The site is riddled with hundreds of miles of tunnels, secret labs underground, buildings where home-made bioweapons kits were built and robotic technology was tested.
MAR 8 1973, Sedan Crater (Nevada Test Site).; (Photo By Bill Wunsch/The Denver Post via Getty Images)
Morgan has made almost 400 visits to the test site, showing not only journalists around the site, but also elected officials and other dignitaries. He shows people locations like the Sedan crater. “To watch people when they walk up there and see the sheer magnitude and enormity of that crater, and how it was formed from 104 kiloton thermonuclear weapons. It leaves people in awe,” Morgan said.
There is much at the site that leaves people in awe. It is a gigantic canvas of secrecy, pockmarked by programs once heavily classified.
For three decades, Morgan has been sharing those secrets with the public. For example, in the days leading up to the Afghanistan war, the pentagon tested bunker buster missiles in test site tunnels. A secret lab was also created at Area 12, using over the counter equipment, to identify bioweapons. “That Defense Threat Reduction agency was trying to understand how do you detect the signals that are coming from the places that are making those,” Morgan told Mystery Wire.
Another location he has shown to visitors is where John F. Kennedy inspected atomic rocket engines built for space travel. This is known as the NERVA site, also known as the Nuclear Engine for Rocket Vehicle Application, and it remains standing on the NNSS.
President John F. Kennedy visited the ETS1 tower on his trip to Nevada to check on the NERVA program — which had been working on a nuclear rocket since the 1950s. (KLAS-TV)
Equipment used on the nuclear rocket program was moved to the National Atomic Testing Museum. (KLAS-TV)

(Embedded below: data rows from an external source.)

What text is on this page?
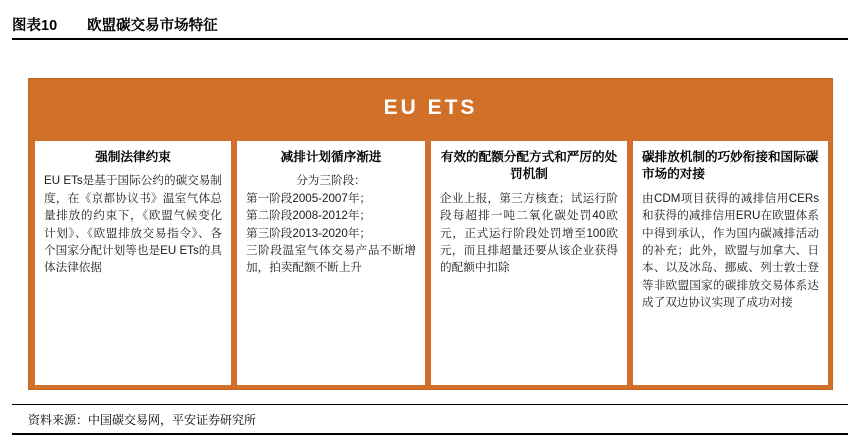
图表10 欧盟碳交易市场特征
EU ETS
强制法律约束

EU ETs是基于国际公约的碳交易制度，在《京都协议书》温室气体总量排放的约束下，《欧盟气候变化计划》、《欧盟排放交易指令》、各个国家分配计划等也是EU ETs的具体法律依据

减排计划循序渐进

分为三阶段：

第一阶段2005-2007年；

第二阶段2008-2012年；

第三阶段2013-2020年；

三阶段温室气体交易产品不断增加，拍卖配额不断上升

有效的配额分配方式和严厉的处罚机制

企业上报，第三方核查；试运行阶段每超排一吨二氧化碳处罚40欧元，正式运行阶段处罚增至100欧元，而且排超量还要从该企业获得的配额中扣除

碳排放机制的巧妙衔接和国际碳市场的对接

由CDM项目获得的减排信用CERs和获得的减排信用ERU在欧盟体系中得到承认，作为国内碳减排活动的补充；此外，欧盟与加拿大、日本、以及冰岛、挪威、列士敦士登等非欧盟国家的碳排放交易体系达成了双边协议实现了成功对接

资料来源：中国碳交易网，平安证券研究所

John F. Kennedy meets workers at the Nevada Test Site during his visit. (KLAS-TV)
A few years ago, Morgan showed Mystery Wire the gun turret from the U.S.S. Louisville warship. It’s sitting alone in the middle of the desert on the site because it was used to hold sensor equipment during atomic tests.
A Navy ship gun turret at the Nevada Test Site. (KLAS-TV)
Then there was the time Morgan helped arrange a first-ever look at the training center for the OST. This little-known government office can easily be considered the real men in black.
The OST is the Office of Secure Transportation. These men and women are responsible for transporting nuclear weapons across the nation.
Armed Federal agents escort the Office of Secure Transportation’s highly modified secure tractor-trailers (Photo: energy.gov/nnsa/office-secure-transportation)
After 31 years of shining a light on dark programs and projects that were otherwise shrouded in mystery, Darwin Morgan is set to retire from the Department of Energy. He hopes he can still visit from time to time and plans to write about more of the untold history. “It’s just, it’s amazing, the amount of things I’ve been able to see in my career out there.”